Common mistakes: See above.
Stat: Zone Start Percentage
What it measures: The percentage of times a player starts his shift in the offensive zone versus the neutral zone (OZS/DZS). This number amounts to how a coach chooses to deploy a player. Neutral zone starts are usually not included.
Namesake: Not a mystery.
How it’s used: Zone start percentage adds context to other stats. Players who start most of their shifts in the offensive zone (55-70%) tend to score more points and have better Corsi/Fenwick ratings than those who do not.
Common mistakes: An extreme zone start percentage one way or the other doesn’t have a single meaning. Take the New York Rangers for instance. Last season, coach Alain Vigneault used Martin St. Louis (57%) and Rick Nash (55%) in a majority of offensive zone starts, no doubt to give them the most opportunities to utilize their offensive talents. But he also used John Moore (63.1%) similarly because he can’t trust Moore to not screw up in the defensive zone. And he gave Brad Richards (66.6%) the biggest relative share of offensive zone starts, probably for a combination of those aforementioned two reasons.

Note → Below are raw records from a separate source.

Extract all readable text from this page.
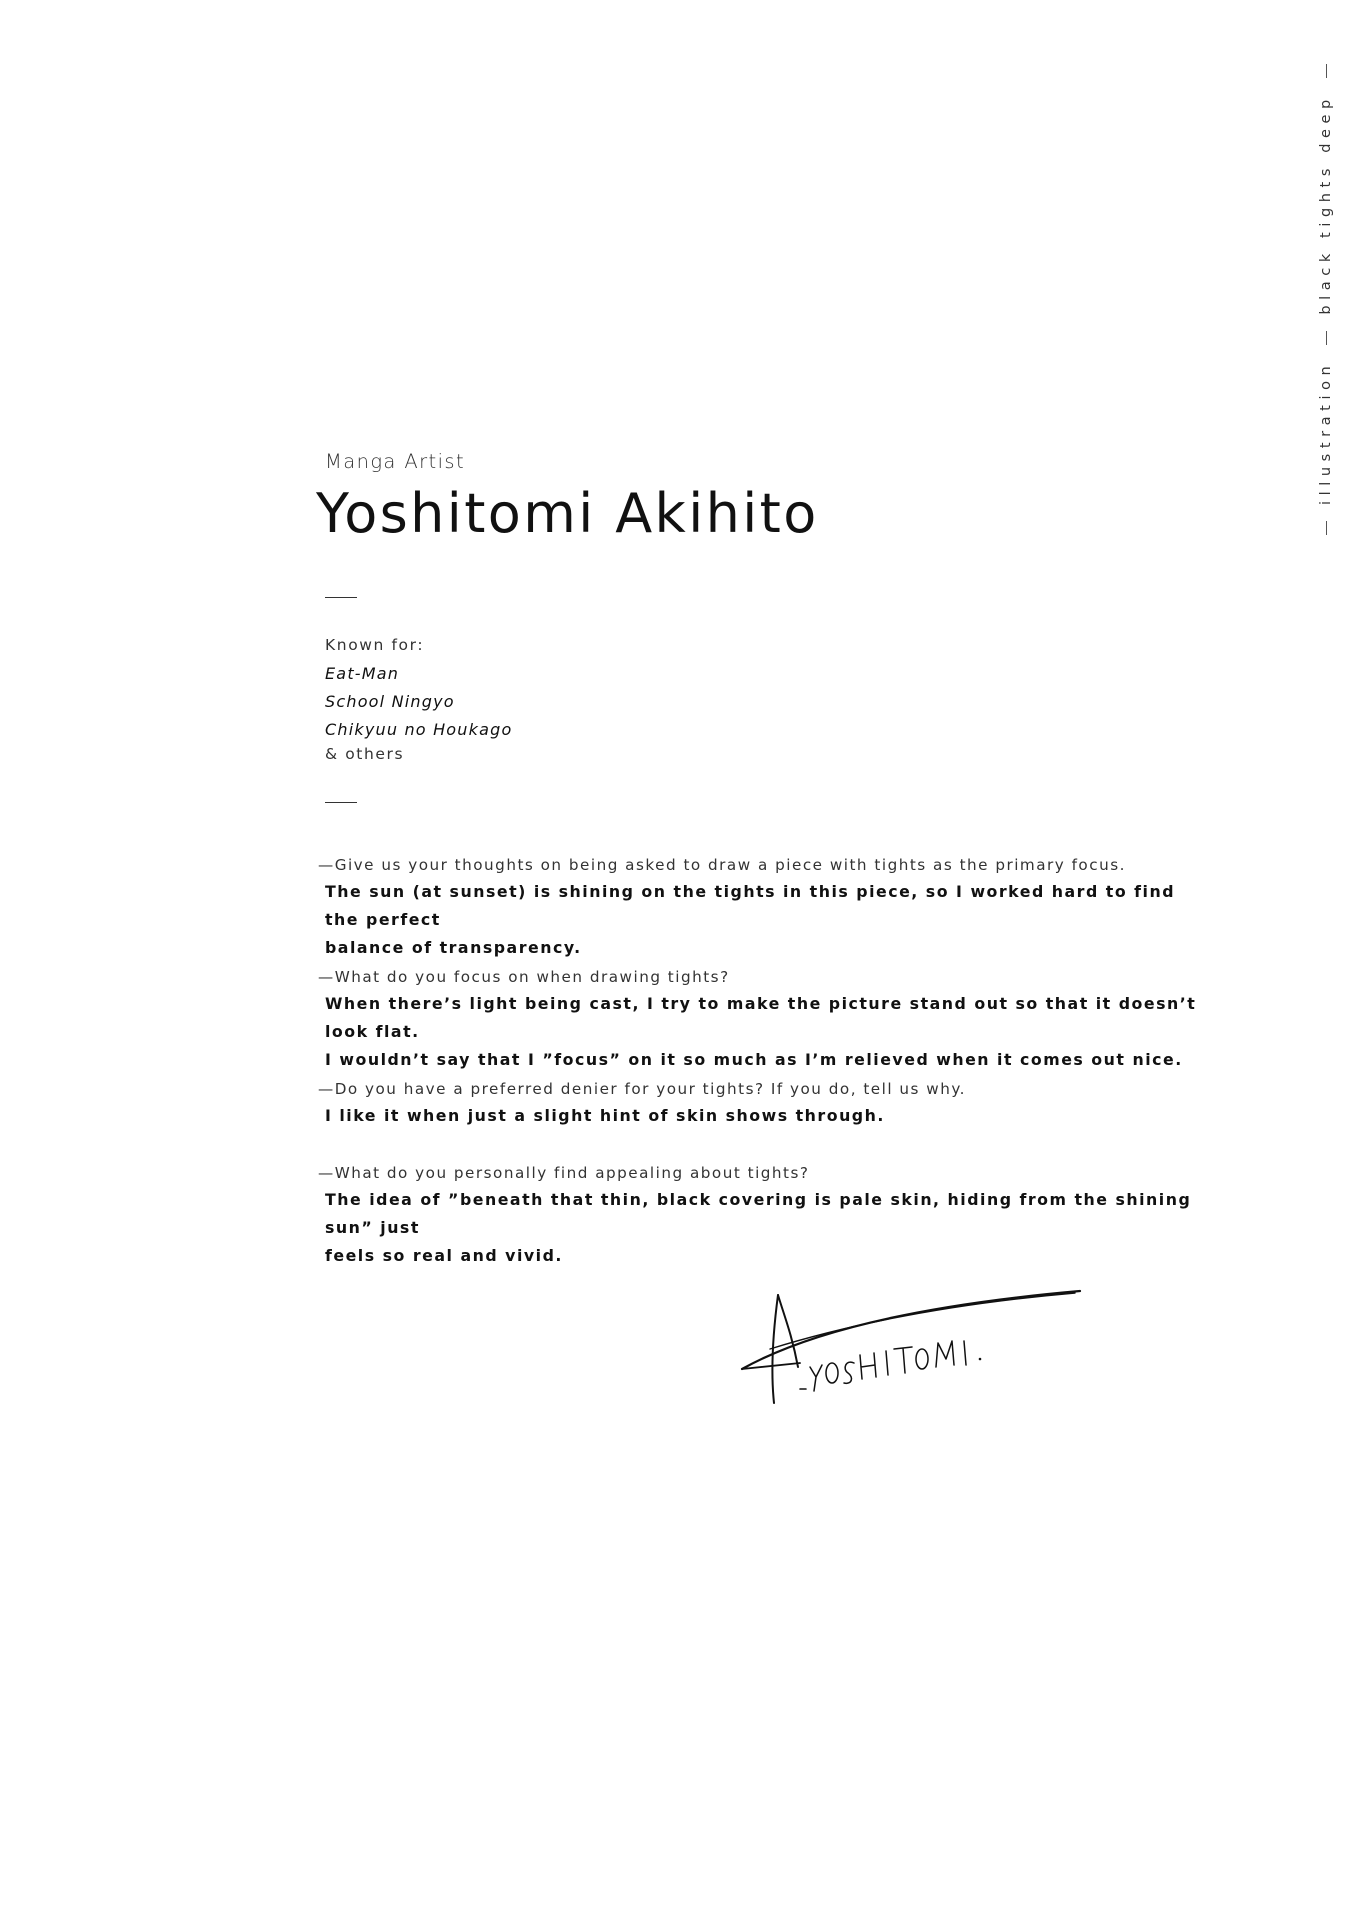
illustration
black tights deep
Manga Artist
Yoshitomi Akihito
Known for:
Eat-Man
School Ningyo
Chikyuu no Houkago
& others
—Give us your thoughts on being asked to draw a piece with tights as the primary focus.
The sun (at sunset) is shining on the tights in this piece, so I worked hard to find the perfect
balance of transparency.
—What do you focus on when drawing tights?
When there’s light being cast, I try to make the picture stand out so that it doesn’t look flat.
I wouldn’t say that I ”focus” on it so much as I’m relieved when it comes out nice.
—Do you have a preferred denier for your tights? If you do, tell us why.
I like it when just a slight hint of skin shows through.
—What do you personally find appealing about tights?
The idea of ”beneath that thin, black covering is pale skin, hiding from the shining sun” just
feels so real and vivid.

What it measures: Team shooting percentage+save percentage when a given player or players are on the ice. Basically, it accounts for everything outside the scope of Corsi rating, to explain discrepancies between what a player does and his results.
Namesake: It doesn’t stand for anything (I think), and may have originated from someone's internet handle.

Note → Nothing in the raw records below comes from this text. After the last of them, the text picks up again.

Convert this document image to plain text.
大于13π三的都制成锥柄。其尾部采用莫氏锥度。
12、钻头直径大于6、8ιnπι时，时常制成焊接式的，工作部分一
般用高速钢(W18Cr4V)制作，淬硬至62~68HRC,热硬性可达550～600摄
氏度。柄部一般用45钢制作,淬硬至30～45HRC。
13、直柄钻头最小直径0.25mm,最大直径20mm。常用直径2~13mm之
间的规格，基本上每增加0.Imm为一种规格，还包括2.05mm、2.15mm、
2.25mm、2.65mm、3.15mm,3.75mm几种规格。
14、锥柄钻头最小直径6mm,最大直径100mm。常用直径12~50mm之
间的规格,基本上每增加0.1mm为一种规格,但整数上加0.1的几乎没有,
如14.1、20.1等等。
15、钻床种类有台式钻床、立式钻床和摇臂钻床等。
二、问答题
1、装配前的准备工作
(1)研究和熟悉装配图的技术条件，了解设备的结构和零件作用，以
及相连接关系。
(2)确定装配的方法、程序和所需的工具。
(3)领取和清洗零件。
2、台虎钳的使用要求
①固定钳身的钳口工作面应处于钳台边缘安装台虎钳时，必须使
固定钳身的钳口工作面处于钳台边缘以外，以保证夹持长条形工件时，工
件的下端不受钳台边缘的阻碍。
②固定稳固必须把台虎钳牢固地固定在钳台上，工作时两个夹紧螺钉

How it’s used: PDO attempts to quantify a player’s good or bad luck. A score of over 1000 tends to indicate “good luck,” under 1000, the opposite. If a player has a bad Corsi rating but a great plus/minus, he’s probably being overrated thanks in part to his teammates' scoring abilities and/or his goalie’s performance. Granted, using “luck” is oversimplifying things. Some players we would expect to have a better PDO: those who play defense in front of Tuukka Rask or on a line with Sidney Crosby. But in the small sample size of an individual player’s ice time, PDO’s two component statistics are often very wonky and may lead to some illusory boxcar numbers. Breaking PDO down into its two components—as behindthenet.ca does—can also be illuminating. Players who rack up a lot of assists thanks to their linemates’ high shooting percentages that season can usually expect a regression. Sidney Crosby is the only real exception to this rule.

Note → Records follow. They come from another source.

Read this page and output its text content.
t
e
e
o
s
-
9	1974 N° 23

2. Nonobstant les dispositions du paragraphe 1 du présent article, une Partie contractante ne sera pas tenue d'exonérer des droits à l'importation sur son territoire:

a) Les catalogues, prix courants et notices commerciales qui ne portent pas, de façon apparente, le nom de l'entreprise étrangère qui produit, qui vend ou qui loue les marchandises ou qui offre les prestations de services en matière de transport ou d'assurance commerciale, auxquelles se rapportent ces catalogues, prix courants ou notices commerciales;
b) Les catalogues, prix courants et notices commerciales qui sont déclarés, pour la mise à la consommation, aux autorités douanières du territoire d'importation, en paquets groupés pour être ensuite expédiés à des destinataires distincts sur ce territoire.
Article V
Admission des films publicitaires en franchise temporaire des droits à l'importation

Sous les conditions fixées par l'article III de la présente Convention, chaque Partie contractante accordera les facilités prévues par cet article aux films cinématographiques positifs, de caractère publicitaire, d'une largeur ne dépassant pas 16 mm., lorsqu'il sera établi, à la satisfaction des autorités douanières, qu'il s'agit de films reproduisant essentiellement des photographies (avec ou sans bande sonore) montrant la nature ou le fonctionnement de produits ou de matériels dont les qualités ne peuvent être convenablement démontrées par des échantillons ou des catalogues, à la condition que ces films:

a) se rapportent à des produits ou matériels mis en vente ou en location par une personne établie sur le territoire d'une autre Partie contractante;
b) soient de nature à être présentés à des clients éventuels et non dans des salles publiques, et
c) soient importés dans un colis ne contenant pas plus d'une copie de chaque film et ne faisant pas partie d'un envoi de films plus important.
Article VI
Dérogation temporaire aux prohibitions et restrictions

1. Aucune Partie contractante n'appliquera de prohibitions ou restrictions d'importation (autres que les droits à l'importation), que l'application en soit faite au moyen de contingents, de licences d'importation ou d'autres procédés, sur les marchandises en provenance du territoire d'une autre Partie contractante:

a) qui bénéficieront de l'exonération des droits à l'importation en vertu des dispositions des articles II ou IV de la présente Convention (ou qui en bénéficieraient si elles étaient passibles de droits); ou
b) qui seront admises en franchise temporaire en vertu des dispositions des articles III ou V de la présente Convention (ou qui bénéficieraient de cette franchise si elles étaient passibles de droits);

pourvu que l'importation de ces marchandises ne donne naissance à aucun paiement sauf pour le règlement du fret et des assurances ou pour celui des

Common mistakes: The word “luck” gets thrown around pretty loosely in the context of advanced sports statistics, to the annoyance of pretty much anybody. PDO involves two numbers that players can genuinely influence with their skill. And while shooting percentage varies wildly, teams with good goalies will generally have higher PDOs.
Still, PDO serves as a good gut check when certain stats seem out of whack. For example, Ben Lovejoy’s +21 rating with the Ducks last season probably has more to do with his goalies’ .942 SV% with him on the ice than any sudden breakout in defensive ability at age 29.
Stat: QualComp (aka Corsi QoC)
What it measures: Quality of competition stats are exactly what they say. Like zone starts, they provide more context in terms of how a coach deploys a player. Generally speaking, QualComp measures the Corsi ratings of a player’s opponents.
Namesake: The world’s worst portmanteau.
How it’s used: QualComp is the other half of the deployment puzzle with zone starts. Whether a player faces the other team’s top talent adds perspective to the numbers.
Common mistakes: Unlike zone starts, which have an easily observed effect on Corsi/Fenwick, there’s some dispute among analytics experts as to how much of an impact quality of competition really has. Generally, the players who are good at driving possession will do it against any opponent. QualComp shares some limitations with CorsiRel, too. It works best not as a way to compare players across teams, or even as a specific number, but as a way of ordering players on the same team, from toughest to easiest assignments.